Ibukota sudah dalam kondisi Darurat Preman dan Polda Metro Jaya tidak mampu mengatasinya. Sehingga aksi-aksi premanisme makin sadis karena merasa dibiarkan aparat kepolisian.
"Pemerintah tidak boleh membiarkan kasus ini dan harus mendesak Pom TNI maupun Polri mengusutnya. Sebab aksi sadis ini terjadi di sekitar Istana Kepresidenan dan di pusat pemerintahan RI maupun pusat pemerintahan Jakarta," tegas Ketua Presidium Ind Police Watch (IPW), Neta S. Pane (Kamis, 26/6).
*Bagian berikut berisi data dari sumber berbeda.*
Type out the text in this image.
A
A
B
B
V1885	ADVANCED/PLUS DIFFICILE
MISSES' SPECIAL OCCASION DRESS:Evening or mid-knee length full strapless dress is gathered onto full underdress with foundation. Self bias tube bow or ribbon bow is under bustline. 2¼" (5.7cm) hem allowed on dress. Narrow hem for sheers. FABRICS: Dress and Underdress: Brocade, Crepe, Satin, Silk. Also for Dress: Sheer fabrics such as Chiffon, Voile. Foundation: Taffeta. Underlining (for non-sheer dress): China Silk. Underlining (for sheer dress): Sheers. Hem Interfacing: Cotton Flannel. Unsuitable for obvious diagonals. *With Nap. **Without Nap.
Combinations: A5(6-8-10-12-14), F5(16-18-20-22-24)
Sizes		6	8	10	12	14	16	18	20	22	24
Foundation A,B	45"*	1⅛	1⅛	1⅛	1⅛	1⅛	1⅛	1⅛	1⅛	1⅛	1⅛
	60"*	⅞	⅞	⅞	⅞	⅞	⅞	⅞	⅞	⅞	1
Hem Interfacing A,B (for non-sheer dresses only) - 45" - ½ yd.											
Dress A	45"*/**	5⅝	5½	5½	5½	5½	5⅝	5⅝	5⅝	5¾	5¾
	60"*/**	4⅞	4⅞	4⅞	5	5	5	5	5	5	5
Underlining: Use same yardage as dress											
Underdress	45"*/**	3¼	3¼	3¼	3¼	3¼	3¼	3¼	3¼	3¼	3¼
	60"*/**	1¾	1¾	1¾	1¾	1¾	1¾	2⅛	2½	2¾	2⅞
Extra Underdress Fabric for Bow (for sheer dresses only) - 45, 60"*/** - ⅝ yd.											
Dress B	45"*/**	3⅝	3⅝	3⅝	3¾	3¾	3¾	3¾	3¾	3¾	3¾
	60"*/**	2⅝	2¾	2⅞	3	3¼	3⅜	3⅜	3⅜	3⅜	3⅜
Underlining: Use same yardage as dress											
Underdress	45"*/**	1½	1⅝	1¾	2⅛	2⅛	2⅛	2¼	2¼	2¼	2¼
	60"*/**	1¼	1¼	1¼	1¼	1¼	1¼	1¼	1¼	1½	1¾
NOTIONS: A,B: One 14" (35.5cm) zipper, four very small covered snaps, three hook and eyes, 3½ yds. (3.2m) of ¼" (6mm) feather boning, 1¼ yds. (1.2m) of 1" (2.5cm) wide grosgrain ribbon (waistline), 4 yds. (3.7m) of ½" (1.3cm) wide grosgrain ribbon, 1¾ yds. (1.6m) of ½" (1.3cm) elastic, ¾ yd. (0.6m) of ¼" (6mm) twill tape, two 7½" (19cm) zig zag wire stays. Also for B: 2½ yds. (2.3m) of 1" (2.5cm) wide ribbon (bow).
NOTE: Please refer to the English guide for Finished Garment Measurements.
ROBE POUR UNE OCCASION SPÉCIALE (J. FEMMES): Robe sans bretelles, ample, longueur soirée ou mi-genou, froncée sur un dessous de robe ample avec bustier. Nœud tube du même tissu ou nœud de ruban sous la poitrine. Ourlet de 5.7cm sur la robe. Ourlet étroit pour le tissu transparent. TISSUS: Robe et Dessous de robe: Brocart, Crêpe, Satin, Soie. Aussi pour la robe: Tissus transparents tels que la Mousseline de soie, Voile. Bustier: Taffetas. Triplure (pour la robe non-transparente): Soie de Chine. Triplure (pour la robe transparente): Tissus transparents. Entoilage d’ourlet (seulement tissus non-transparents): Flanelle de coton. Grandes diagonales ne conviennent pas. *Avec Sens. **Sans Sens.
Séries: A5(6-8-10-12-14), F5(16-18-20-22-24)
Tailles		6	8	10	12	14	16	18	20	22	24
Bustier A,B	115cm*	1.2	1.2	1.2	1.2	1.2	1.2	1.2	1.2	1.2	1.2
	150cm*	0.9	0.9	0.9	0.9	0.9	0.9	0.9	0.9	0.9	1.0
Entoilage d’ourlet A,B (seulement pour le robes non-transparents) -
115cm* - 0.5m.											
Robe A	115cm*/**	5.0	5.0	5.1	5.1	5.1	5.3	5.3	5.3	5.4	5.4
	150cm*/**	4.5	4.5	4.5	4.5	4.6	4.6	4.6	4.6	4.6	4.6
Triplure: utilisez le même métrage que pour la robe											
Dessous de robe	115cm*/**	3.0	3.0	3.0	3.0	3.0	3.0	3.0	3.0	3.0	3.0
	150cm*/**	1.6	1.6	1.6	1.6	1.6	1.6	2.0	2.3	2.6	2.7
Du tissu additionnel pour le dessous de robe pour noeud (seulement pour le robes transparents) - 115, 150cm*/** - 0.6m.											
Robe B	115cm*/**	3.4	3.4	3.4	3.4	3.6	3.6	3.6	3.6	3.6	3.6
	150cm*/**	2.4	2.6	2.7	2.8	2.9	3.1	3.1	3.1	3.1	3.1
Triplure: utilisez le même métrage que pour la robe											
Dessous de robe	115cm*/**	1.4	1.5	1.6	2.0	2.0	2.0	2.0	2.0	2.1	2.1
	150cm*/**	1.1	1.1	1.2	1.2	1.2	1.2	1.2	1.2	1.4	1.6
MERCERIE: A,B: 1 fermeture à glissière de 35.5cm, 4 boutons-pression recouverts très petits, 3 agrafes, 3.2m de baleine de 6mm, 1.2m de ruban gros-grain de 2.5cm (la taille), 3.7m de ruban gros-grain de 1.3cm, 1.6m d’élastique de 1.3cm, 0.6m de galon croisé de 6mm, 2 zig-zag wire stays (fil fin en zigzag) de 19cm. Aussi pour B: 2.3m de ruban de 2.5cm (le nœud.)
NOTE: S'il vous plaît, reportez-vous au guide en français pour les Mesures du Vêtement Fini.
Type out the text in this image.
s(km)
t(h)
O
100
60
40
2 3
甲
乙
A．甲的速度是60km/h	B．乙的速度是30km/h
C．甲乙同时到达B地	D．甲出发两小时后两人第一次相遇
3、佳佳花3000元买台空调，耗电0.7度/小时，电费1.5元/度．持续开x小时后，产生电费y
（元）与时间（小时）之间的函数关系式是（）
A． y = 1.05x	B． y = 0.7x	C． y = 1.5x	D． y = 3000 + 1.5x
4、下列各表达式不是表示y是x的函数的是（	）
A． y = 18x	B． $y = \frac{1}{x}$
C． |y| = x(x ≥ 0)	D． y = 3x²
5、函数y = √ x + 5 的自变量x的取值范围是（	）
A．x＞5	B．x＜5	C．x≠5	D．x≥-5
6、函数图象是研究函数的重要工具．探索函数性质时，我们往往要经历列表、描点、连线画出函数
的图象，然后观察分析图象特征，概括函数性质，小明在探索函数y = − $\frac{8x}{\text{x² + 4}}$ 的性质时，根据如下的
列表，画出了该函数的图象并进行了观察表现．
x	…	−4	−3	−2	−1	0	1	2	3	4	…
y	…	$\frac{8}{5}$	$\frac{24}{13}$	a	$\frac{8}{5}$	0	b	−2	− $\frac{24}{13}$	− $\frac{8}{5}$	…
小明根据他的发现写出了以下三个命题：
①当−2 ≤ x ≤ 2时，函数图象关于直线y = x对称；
Selasa malam kemarin, Yusri (47) seorang juru parkir liar di Monas dibakar seorang oknum TNI Sertu HS karena tidak memberikan setoran jatah preman sebesar Rp 50.000.
Menurut Neta, tentu sangat ironis jika di sekitar pusat pemerintahan RI sudah dikuasai preman dan preman tersebut bebas berbuat sadis, apalagi preman itu adalah oknum TNI.
"Kasus ini adalah gambaran bahwa para preman di Jakarta makin sadis dan polisi makin tak berdaya," tegasnya.
Dari pendataan IPW, para preman di Jakarta terdiri dari oknum aparat keamanan, oknum aparat pemda, oknum ormas, dan kelompok masyarakat lainnya.
Di Jakarta sedikitnya ada 15 kelompok besar preman, yang sebagian besar terdiri dari beberapa suku. Kelompok-kelompok ini umumnya dibacking oknum aparat, sehingga mereka bebas "berkuasa".
"Bahkan kawasan di depan Polda Metro Jaya, tepatnya di Parkir Timur Senayan dikuasai tiga kelompok preman dan polisi membiarkannya saja," beber Neta.
Ke-15 kelompok preman Jakarta menguasai kawasan tempat hiburan malam, pasar, terminal, lokasi kaki lima, parkir liar, dan lain-lain. Di sekitar Roxi, Jakpus misalnya ada 20 titik parkir liar.
"Setiap titik harus setor ke oknum aparat sebanyak dua shift, yang satu shiftnya Rp 150.000. Gurihnya dana segar di lingkungan preman membuat kawasan parkir liar sulit diberantas dan premanisme tumbuh subur dan makin sadis dalam mendapatkan jatah uang setoran," ungkap Neta.
Karena itu, IPW mendesak pemerintah perlu serius membersihkan aksi preman di ibukota agar sadisme bisa dicegah.